После многодневной жаркой истомы на Кувшинку несло с Востока иссиня-черную грозовую тучу, стлавшуюся понизу дробящихся линий — горизонтов. Алик оставил благоговеющего сына на берегу — неотрывно смотреть на действия и придурь взрослых, а сам с друзьями босиком прошлепал по мелководью готовить Силурусу новые сюрпризы.
Лека нес в руке не только вспухшего на солнце и вонючего поросенка, но и зачем-то небольшой кассетный магнитофон «Электроника», входивший тогда в бытовую моду последним разудалым писком.
— Тебе чо, Лекарь, дискотека тут что ли? — угрюмо ворчал Алан, напильником пытаясь высечь зазубрину на крюке багра, превращая пожарную снасть в рыболовную.
— Молчи, несведущий! — важно ответил Лека. — Эй, Миронка, тебе хорошо видно?! Учись, пока я живой!
Он включил магнитофон, и над кружливым, булькающим, неустойчивым зеркалом омута раздалось забытое в здешних местах лягушачье кваканье на все лады. И не лень ведь было Горелову гонять днем на дальние Карповые пруды, записывать всю эту какофонию! Что касается омутов рукава Чермашни, равно как и её берегов, то Силурус давно уже пожрал здесь всех лягушек, а пришлых уничтожал по всей строгости силурийского закона — оттого здесь ночью так славно спалось без лишнего квака.

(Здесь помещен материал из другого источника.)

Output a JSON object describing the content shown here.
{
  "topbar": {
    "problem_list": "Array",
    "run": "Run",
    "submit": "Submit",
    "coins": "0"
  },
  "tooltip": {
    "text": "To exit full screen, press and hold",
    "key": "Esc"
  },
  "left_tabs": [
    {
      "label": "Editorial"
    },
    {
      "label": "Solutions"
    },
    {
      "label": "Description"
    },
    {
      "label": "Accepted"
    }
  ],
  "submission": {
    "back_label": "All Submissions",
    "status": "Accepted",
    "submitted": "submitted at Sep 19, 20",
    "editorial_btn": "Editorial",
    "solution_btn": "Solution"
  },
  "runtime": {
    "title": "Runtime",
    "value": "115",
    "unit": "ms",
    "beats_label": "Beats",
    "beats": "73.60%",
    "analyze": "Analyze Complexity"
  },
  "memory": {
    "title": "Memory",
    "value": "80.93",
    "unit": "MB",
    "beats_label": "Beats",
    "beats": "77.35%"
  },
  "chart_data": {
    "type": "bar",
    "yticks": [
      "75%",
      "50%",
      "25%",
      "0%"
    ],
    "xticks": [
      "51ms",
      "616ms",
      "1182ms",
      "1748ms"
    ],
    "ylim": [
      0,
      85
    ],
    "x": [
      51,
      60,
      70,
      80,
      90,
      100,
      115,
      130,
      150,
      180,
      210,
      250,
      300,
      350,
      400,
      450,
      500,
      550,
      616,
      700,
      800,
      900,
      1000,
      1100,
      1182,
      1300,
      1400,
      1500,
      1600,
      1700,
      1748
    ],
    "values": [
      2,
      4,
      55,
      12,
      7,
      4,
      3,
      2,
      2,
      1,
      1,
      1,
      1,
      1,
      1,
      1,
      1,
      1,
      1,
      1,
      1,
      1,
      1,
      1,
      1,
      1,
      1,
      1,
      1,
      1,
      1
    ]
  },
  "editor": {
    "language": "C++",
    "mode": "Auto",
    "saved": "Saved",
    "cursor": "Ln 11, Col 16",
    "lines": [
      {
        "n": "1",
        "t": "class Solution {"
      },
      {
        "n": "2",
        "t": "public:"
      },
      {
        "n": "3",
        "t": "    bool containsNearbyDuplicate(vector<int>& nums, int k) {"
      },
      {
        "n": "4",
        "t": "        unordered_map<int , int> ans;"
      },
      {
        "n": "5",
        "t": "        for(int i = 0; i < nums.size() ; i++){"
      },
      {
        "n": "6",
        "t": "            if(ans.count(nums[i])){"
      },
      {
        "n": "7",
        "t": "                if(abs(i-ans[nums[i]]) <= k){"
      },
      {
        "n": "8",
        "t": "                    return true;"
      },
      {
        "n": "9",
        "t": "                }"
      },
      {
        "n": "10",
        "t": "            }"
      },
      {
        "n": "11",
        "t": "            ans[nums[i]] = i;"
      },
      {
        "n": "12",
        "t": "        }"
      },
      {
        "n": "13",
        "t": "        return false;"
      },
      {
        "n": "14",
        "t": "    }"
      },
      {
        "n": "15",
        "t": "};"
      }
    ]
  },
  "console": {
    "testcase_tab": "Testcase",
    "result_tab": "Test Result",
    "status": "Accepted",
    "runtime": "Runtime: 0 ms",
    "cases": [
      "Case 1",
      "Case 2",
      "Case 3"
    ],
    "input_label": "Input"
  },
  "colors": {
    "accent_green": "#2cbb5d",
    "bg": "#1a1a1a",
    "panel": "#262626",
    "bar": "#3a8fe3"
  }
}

— Ну что, сволочь! — распалял себя Лека. — Мучают голоса невинно убиенных жертв?! Всплывай давай, головастик, пробил и твой час! Нажрешься ты у меня по самые гланды!
— Вот чисто службистский примитивизм! — рассуждал Алан с выражением лица английского сноба. — Упрекать несчастное животное в его видовом питании! Лека, ты неандерталец!
Сам Алан привязал ногу дохлого поросенка за бечевочку и пустил плавать по омуту, как прикормку. Раздутый на солнцепеке трупик несостоявшегося борова носило легким поплавком, словно парус, меча по ветру эту мясную пробку. А на ляжке все ещё синела фиктивная печать Мотнихиной алчности и липового санэпиднадзора…
Алик рвал у берега осокорь и аир, приматывая мочалкой к ногам, чтобы под водой ноги казались травяными пучками. Их новый план был выманить Силуруса ближе к побережью, уцепить тут на крючья и втроем тащить — если получится, если у троих хватит сил на такую громадину. Надежда была только на то, что за последних несколько лет Силурус выжрал всю ихтиофауну вокруг себя и постоянно голодает.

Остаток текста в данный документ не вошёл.